= Pointe de Pen-Hir =

The memorial

The pointe de Pen-Hir (Breton – Beg Penn Hir) is a promontory of the Crozon peninsula in Brittany, to the south-west of Camaret-sur-Mer. On a clear day there are views to the Pointe du Raz and the islands of Sein and Ouessant and to Pointe Saint-Mathieu. The cliffs are as tall as 70 m high.

It is the site of the Monument to the Bretons of Free France, known as the Cross of Pen-Hir and inaugurated by General Charles de Gaulle in 1960. It is intended to bear witness to the group of Free French Bretons who founded Sao Breiz in Great Britain during the Second World War. It was created in 1949–1951 by architect Jean-Baptiste Mathon and sculptor Victor-François Bazin.

« Aux Bretons de la France Libre – MCMXL – MCMXLV – La France a perdu une bataille, mais la France n'a pas perdu la guerre. Dans l'univers libre des forces immenses n'ont pas encore donné. Un jour ces forces écraseront l'ennemi. »

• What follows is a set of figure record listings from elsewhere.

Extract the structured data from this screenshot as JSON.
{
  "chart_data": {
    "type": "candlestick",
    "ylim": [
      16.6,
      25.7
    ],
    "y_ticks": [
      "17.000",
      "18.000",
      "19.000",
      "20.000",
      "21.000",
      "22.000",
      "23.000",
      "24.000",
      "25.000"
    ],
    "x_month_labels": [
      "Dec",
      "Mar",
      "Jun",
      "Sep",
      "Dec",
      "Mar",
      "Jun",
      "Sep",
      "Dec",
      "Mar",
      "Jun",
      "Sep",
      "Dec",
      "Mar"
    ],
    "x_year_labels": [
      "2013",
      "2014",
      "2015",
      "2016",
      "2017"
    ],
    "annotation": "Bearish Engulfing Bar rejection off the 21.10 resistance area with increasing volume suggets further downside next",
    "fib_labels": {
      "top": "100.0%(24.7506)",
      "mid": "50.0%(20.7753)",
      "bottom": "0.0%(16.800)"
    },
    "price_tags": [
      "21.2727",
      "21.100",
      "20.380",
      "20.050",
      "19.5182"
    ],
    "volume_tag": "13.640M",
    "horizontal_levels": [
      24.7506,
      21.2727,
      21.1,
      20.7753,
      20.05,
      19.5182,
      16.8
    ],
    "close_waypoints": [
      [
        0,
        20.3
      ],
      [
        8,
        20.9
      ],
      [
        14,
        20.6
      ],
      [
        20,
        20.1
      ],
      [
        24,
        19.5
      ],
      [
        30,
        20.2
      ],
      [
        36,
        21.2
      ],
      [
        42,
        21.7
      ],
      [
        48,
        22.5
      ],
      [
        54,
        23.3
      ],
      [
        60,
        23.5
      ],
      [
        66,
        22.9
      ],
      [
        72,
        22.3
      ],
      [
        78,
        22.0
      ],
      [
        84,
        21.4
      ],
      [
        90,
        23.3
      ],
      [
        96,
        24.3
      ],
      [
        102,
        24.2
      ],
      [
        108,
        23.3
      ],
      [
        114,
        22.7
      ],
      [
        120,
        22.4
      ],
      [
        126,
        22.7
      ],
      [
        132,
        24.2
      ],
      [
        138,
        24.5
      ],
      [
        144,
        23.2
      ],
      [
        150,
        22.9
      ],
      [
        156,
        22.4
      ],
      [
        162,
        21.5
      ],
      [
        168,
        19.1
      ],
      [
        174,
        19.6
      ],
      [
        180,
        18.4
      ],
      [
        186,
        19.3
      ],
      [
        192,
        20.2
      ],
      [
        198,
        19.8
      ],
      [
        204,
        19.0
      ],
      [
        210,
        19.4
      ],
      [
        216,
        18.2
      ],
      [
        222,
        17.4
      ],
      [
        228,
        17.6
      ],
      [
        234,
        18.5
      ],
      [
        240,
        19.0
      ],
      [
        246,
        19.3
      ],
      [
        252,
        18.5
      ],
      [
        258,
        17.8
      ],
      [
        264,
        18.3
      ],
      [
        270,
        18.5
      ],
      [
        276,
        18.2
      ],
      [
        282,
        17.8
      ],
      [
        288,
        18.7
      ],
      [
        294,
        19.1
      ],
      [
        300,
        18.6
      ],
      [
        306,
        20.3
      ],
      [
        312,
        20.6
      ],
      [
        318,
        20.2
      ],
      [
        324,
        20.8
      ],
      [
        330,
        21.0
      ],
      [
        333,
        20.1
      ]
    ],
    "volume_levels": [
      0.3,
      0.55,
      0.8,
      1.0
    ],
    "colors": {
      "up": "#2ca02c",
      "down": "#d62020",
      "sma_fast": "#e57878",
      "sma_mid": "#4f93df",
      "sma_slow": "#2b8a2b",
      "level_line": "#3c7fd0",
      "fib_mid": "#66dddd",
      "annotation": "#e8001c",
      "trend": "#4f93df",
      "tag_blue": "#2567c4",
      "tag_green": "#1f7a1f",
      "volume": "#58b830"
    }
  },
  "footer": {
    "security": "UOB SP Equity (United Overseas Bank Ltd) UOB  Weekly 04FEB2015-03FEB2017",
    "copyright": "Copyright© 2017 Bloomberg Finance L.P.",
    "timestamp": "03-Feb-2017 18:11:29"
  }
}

"To the Bretons of Free France – MCMXL – MCMXLV – France has lost a battle, but France has not lost the war. In the free world immense forces have not yet given up. One day these forces will crush the enemy."

On the back of the cross is an inscription in Breton, "Kentoc'h mervel eget em zaotra", taken from the motto of Brittany: "death rather than defilement".